Beyond its feasibility, the Gramm-Rudman recession-escape mechanism raises a fascinating question. If deficit reduction is the right medicine to restore the economy's vigor, why cancel the prescription in a recession when the economy is least vigorous? The metaphorical answer is that a weak patient can't stand strong medicine.
If the patient -- the economy -- may weaken unpredictably at some time during the course of treatment over the next five years, the only reliable safeguard is a milder prescription: aim, irrespective of the business cycle, for a 1991 deficit of 2 percent of GNP. This means abandoning discretionary fiscal policy, which hasn't been overly effective anyway, while we are bringing the deficit down to about $90 billion by 1991. The benefits of steady progress toward a stable debt-to-GNP ratio outweigh the risks of trying to fine- tune the economy during the transition.

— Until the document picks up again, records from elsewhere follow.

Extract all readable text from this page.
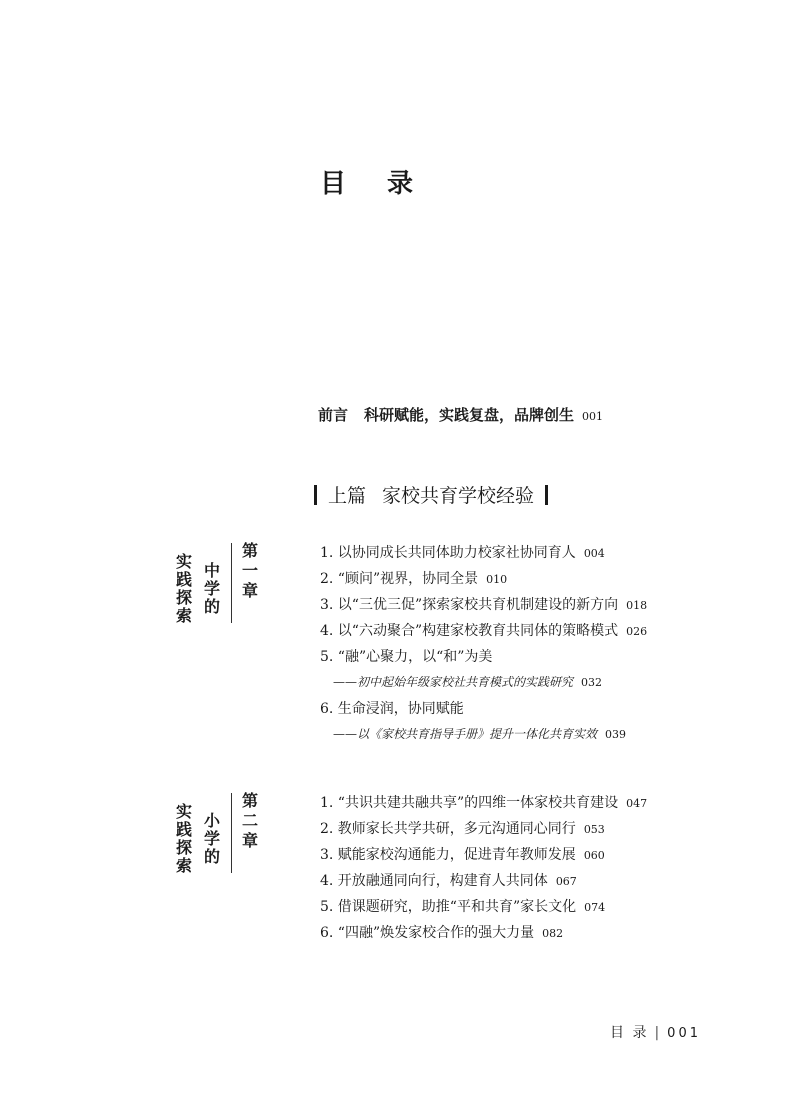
目 录
前言 科研赋能，实践复盘，品牌创生 001
上篇 家校共育学校经验
第
一
章
中
学
的
实
践
探
索
1. 以协同成长共同体助力校家社协同育人 004
2. “顾问”视界，协同全景 010
3. 以“三优三促”探索家校共育机制建设的新方向 018
4. 以“六动聚合”构建家校教育共同体的策略模式 026
5. “融”心聚力，以“和”为美
——初中起始年级家校社共育模式的实践研究 032
6. 生命浸润，协同赋能
——以《家校共育指导手册》提升一体化共育实效 039
第
二
章
小
学
的
实
践
探
索
1. “共识共建共融共享”的四维一体家校共育建设 047
2. 教师家长共学共研，多元沟通同心同行 053
3. 赋能家校沟通能力，促进青年教师发展 060
4. 开放融通同向行，构建育人共同体 067
5. 借课题研究，助推“平和共育”家长文化 074
6. “四融”焕发家校合作的强大力量 082
目 录 | 001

The need is great for a credible five-year program of deficit reduction. The key word, however, is "credible" and that means designing a program that will last through political cycles as well as business cycles. Neither Gramm-Rudman nor any other formula will remove the need for the president and Congress to make changes they have so far refused to make. The Senate version exempts about half of total spending from cuts, while the House version exempts more than two-thirds. Both versions leave open the possibility of defense cuts or a tax increase, neither of which is acceptable to the president. If a December 1985 deficit forecast of $195 billion to $200 billion triggers an early 1986 sequester of about $30 billion, the result would be cuts of at least 10 percent in the one-third of spending left "on the table."
Faced with this conflict, Congress may be inclined toward tax increases on a scale that would spell failure for the president's policy of revenue starvation to force spending cuts. Alternatively, many in the House may be hoping that the Congressional Budget Office's role in the deficit-reduction process will be declared unconstitutional, thereby negating Gramm-Rudman. Having failed to deal with the deficit problem, the executive and legislative branches of our government now contemplate passing the buck to the judiciary branch.
Like the key to the liquor cabinet, discussion of budget procedure without attention to budget content is a red herring. Solving the deficit problem requires treatment of cause, not its symptoms. My prescription has three parts: 1) aim toward a deficit-to-GNP ratio of 2 percent by 1991; 2) resolve that if spending cuts alone are to achieve deficit reduction, then all spending must be cut; and 3) if all spending is not cut, raise taxes on consumption.